Salah satu pelajaran penting dari proses transformasi di Jamsostek maupun Pelindo II, menurut Elvyn, bahwa dalam situasi itu kita tidak bisa bekerja dengan cara-cara biasa, melainkan harus dengan cara-cara luar biasa. Eksekusi programnya pun harus terus dikontrol.

Ada sejumlah prinsip kepemimpinan yang dipegang Elvyn. Pertama, menanamkan niat baik. Menurutnya, ketika kita sudah mendapatkan amanah menjadi CEO, harus tanamkan niat baik untuk memperbaiki perusahaan dan mengabdi pada perusahaan.

Kedua, harus berani menganggap “sudah selesai” dengan urusan diri sendiri. Jadi, niatnya murni betul-betul untuk mengembangkan perusahaan.

Ketiga, mengalir. Maksudnya, harus terus berikhtiar dan hasilnya diserahkan kepada Tuhan Yang Maha Kuasa.

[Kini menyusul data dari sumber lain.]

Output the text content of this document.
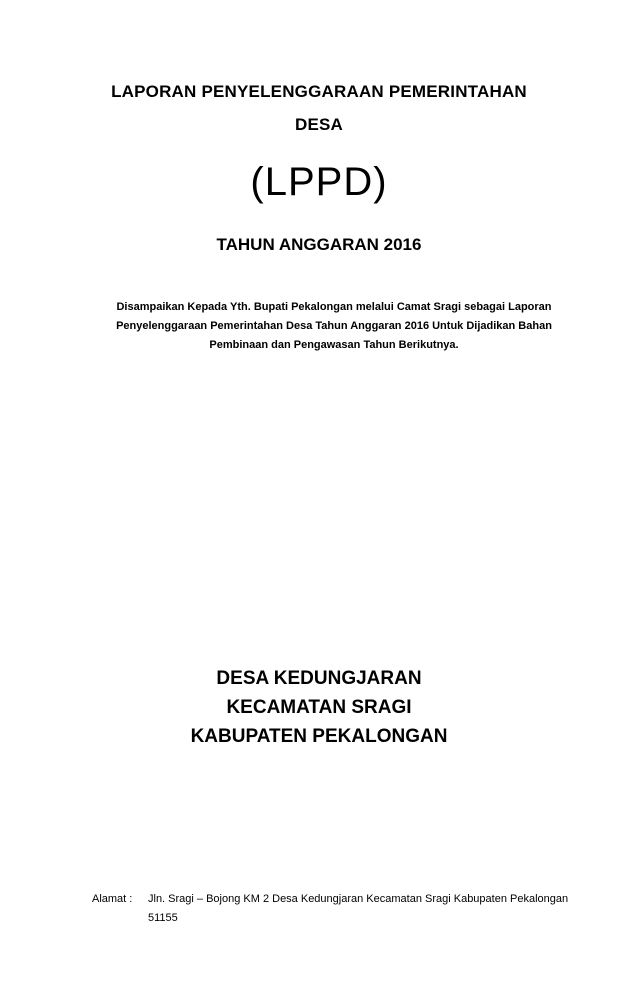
LAPORAN PENYELENGGARAAN PEMERINTAHAN
DESA
(LPPD)
TAHUN ANGGARAN 2016
Disampaikan Kepada Yth. Bupati Pekalongan melalui Camat Sragi sebagai Laporan
Penyelenggaraan Pemerintahan Desa Tahun Anggaran 2016 Untuk Dijadikan Bahan
Pembinaan dan Pengawasan Tahun Berikutnya.
DESA KEDUNGJARAN
KECAMATAN SRAGI
KABUPATEN PEKALONGAN
Alamat : Jln. Sragi – Bojong KM 2 Desa Kedungjaran Kecamatan Sragi Kabupaten Pekalongan
51155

Dalam konteks mengelola transformasi suatu bisnis, Elvyn punya empat aturan, yang disebutnya “Four Rules”. Pertama, teruskan yang sudah baik. Kedua, luruskan yang belum lurus; yang bermakna terapkan GCG. Ketiga, selesaikan yang belum sempat diselesaikan. Dan keempat, kerjakan yang belum sempat dikerjakan.

“Agar langkah seorang pemimpin bisa diikuti anak buahnya, dia harus bisa berperan sebagai role model dan mampu berkomunikasi dengan baik,” kata lelaki yang kini masih sibuk sebagai komisaris di sejumlah perusahaan dan partner di salah satu perusahaan konsultan ini. (*)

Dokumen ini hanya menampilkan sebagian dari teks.